Some of this demand stays higher because our habits have changed, hybrid work, et cetera, it means more consumption at home. But more importantly, I think for Procter, it's likely one of the earlier ones to see gross margin turn, and we think the fact that it hits multiple price tier points across its most important categories will benefit them through what could be, as you notice, a choppy macro period.
Clorox is reporting this week, they're reporting Thursday after the close. This is more of a turnaround story. They had a really challenging time with gross margins last year. So the comp is-- as a lab, those comps, you should start to see some improvement there.
- We've heard from all of these companies in one form or another about price normalization. Is there one that's doing the best with that regard?
OLIVIA TONG: I think they're all seeing some increase in price, of course. They've been putting those through all through last year and at the beginning of this year. And some are still taking more price in order to recoup some of the raw material, inflation, and currency inflation that you've seen over the last couple of years. For most companies, you are seeing volume degrade as a result of that.
That's the elasticity that you see when prices go up. People try to be a little bit more mindful with respect to their purchasing. But they're all seeing some negative from volume and price accelerate. I think you'll still see this in the case for the next couple-- probably at least another quarter, possibly two. And then hopefully, as price starts to anniversary, those price increases that they already took, volume starts to pick up a bit. I mean, these are staples categories where you do have to eventually go out and start to consume again.
- Um, Olivia, I notice as I look across your picks here, you have three strong buys in companies that are makeup or sort of personal care companies-- Bath & Body Works, Estee Lauder, Ulta. But then, you also have them scattered across your other recommendations. In other words, I'm curious what differentiates within personal account and makeup those three names-- what are they doing that maybe some of the others aren't?
OLIVIA TONG: Sure-- sure, maybe-- starting with Estee, I think the main focus this week for earnings is the pace of reopening in China and the consumers return to travel, but whether it's domestically within China to Hainan and other travel destinations, and then, also abroad eventually. We think this will be the top focus. Other things that are really interesting with respect to Estee is they acquired Tom Ford a couple of months ago so learning more about the plans there.
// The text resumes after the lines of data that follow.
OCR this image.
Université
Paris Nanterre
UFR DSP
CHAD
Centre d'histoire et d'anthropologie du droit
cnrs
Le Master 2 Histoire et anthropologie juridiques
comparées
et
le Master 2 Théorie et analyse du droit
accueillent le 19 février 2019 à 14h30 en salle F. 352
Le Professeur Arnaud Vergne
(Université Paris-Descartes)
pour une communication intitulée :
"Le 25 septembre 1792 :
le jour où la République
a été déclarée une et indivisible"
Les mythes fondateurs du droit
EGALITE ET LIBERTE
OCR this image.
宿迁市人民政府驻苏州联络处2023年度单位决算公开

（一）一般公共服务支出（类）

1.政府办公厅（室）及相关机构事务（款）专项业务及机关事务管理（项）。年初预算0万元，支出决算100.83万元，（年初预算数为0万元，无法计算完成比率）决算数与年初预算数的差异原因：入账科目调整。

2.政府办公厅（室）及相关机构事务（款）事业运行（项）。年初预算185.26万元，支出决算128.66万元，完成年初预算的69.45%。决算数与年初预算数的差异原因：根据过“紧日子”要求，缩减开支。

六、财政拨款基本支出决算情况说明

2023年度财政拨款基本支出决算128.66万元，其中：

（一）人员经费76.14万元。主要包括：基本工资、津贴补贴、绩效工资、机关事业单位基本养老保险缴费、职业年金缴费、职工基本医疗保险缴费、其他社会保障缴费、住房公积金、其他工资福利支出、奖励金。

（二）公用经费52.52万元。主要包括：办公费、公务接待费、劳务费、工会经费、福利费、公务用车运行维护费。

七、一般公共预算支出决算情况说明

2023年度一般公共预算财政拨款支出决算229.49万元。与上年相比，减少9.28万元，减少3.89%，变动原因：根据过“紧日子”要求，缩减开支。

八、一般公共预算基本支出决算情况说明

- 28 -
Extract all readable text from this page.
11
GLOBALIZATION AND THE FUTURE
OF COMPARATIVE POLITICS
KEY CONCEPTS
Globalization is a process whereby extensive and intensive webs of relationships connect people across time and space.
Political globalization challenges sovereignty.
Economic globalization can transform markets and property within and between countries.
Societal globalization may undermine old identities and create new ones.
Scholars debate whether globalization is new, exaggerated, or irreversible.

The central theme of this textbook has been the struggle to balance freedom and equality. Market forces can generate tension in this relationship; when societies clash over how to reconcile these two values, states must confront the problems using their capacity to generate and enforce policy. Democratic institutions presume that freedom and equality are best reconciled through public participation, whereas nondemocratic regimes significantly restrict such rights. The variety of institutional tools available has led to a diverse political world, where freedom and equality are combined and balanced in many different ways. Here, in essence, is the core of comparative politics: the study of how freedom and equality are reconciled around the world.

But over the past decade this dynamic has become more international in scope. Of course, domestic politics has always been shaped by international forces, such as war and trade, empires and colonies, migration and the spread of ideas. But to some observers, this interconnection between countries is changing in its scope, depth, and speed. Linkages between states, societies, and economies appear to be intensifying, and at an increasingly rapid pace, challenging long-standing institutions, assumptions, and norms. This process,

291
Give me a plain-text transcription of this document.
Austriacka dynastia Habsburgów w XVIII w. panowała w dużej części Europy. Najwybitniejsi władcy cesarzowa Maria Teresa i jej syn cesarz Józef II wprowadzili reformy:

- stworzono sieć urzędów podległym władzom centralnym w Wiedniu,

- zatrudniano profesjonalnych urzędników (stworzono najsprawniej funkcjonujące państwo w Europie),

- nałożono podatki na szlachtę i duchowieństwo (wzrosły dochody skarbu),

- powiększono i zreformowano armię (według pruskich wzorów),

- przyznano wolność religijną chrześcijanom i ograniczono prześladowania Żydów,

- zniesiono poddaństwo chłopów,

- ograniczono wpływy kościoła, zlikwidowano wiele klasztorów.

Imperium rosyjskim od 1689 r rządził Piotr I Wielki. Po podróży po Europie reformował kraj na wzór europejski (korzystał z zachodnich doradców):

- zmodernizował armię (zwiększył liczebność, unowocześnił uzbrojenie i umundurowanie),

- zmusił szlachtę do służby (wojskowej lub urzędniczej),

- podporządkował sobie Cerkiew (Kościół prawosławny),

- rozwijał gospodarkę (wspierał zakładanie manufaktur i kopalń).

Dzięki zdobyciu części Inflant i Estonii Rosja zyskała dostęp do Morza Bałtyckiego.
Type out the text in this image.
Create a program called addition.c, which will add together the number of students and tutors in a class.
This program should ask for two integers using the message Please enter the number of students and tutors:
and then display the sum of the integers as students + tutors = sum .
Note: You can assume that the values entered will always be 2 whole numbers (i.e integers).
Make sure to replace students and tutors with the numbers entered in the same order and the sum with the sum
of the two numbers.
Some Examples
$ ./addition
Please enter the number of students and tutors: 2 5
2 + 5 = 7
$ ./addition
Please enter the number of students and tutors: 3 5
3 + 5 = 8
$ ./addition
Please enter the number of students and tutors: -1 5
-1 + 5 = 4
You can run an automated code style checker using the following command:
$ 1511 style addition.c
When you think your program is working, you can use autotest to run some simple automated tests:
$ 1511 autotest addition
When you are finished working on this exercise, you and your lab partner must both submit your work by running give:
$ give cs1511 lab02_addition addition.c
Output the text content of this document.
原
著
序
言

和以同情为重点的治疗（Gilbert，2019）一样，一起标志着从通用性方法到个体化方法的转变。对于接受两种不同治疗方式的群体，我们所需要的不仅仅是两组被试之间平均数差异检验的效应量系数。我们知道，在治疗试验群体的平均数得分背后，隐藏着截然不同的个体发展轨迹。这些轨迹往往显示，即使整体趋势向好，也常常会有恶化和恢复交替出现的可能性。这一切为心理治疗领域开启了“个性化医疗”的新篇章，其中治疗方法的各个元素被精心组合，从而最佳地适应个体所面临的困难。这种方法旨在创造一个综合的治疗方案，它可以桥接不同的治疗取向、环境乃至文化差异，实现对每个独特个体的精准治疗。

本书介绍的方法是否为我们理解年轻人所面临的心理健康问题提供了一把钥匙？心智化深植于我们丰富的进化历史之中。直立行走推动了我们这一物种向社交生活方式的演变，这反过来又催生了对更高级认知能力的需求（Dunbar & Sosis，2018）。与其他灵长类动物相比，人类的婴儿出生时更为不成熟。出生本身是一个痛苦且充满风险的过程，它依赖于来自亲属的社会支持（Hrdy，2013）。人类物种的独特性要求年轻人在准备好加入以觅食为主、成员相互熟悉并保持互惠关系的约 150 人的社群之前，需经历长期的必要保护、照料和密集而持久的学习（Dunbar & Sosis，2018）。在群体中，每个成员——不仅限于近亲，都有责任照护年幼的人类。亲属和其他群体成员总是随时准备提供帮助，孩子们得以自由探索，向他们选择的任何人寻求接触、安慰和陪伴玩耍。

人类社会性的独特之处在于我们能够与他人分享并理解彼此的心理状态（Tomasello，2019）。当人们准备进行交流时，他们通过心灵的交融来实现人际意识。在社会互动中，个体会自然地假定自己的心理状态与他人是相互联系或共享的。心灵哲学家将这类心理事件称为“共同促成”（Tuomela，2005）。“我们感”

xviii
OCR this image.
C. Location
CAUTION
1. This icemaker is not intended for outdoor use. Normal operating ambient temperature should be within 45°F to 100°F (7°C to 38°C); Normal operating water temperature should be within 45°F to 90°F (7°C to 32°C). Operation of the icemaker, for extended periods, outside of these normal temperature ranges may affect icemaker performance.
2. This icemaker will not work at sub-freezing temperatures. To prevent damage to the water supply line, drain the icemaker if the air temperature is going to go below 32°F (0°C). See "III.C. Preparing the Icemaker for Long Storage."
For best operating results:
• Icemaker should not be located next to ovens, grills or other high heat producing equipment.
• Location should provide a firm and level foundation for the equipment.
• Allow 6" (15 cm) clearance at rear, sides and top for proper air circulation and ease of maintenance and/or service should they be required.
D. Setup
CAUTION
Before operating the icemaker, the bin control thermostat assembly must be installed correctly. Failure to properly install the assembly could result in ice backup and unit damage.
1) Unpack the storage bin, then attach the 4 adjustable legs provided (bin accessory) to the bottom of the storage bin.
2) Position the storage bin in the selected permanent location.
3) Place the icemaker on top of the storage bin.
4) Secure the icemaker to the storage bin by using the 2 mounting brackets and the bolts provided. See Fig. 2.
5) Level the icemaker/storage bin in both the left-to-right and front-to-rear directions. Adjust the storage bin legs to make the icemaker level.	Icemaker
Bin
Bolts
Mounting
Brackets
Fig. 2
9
That was announced in mid-November and obviously, a very high end brand. So how that anchors the ultra luxe portion of Estee's brand portfolio will be an important place to be paying attention to. E.L.F is another company that we think positively on. It did very well last year, but we think that they have continued momentum. So we think they're one of the best positioned in beauty because they have relatively manageable price points and still a lot of market share opportunity to gain. So quite a bit there. So we do have a bit of an eclectic group and there are pockets everywhere.
- Within that eclectic group, where is the deepest value?
OLIVIA TONG: I think the deepest value in a couple of names. Newell, Newell Brands is one of them. Now that is a challenge-- is a challenge right now because of all the inventory destocking that you've heard at retail. But I think as you get into the back half of the year, this is an inexpensive stock that historically has traded in the 15 to 19 times range pre-acquisition and is now closer to 11 times. So a lot is already embedded into the stock in terms of negativity so we think that as time progresses, that will get more interesting.
- Raymond James managing director Olivier Tong, good to see you. Get some-- have a fun week. I know it's been busy for you and the team, appreciate it.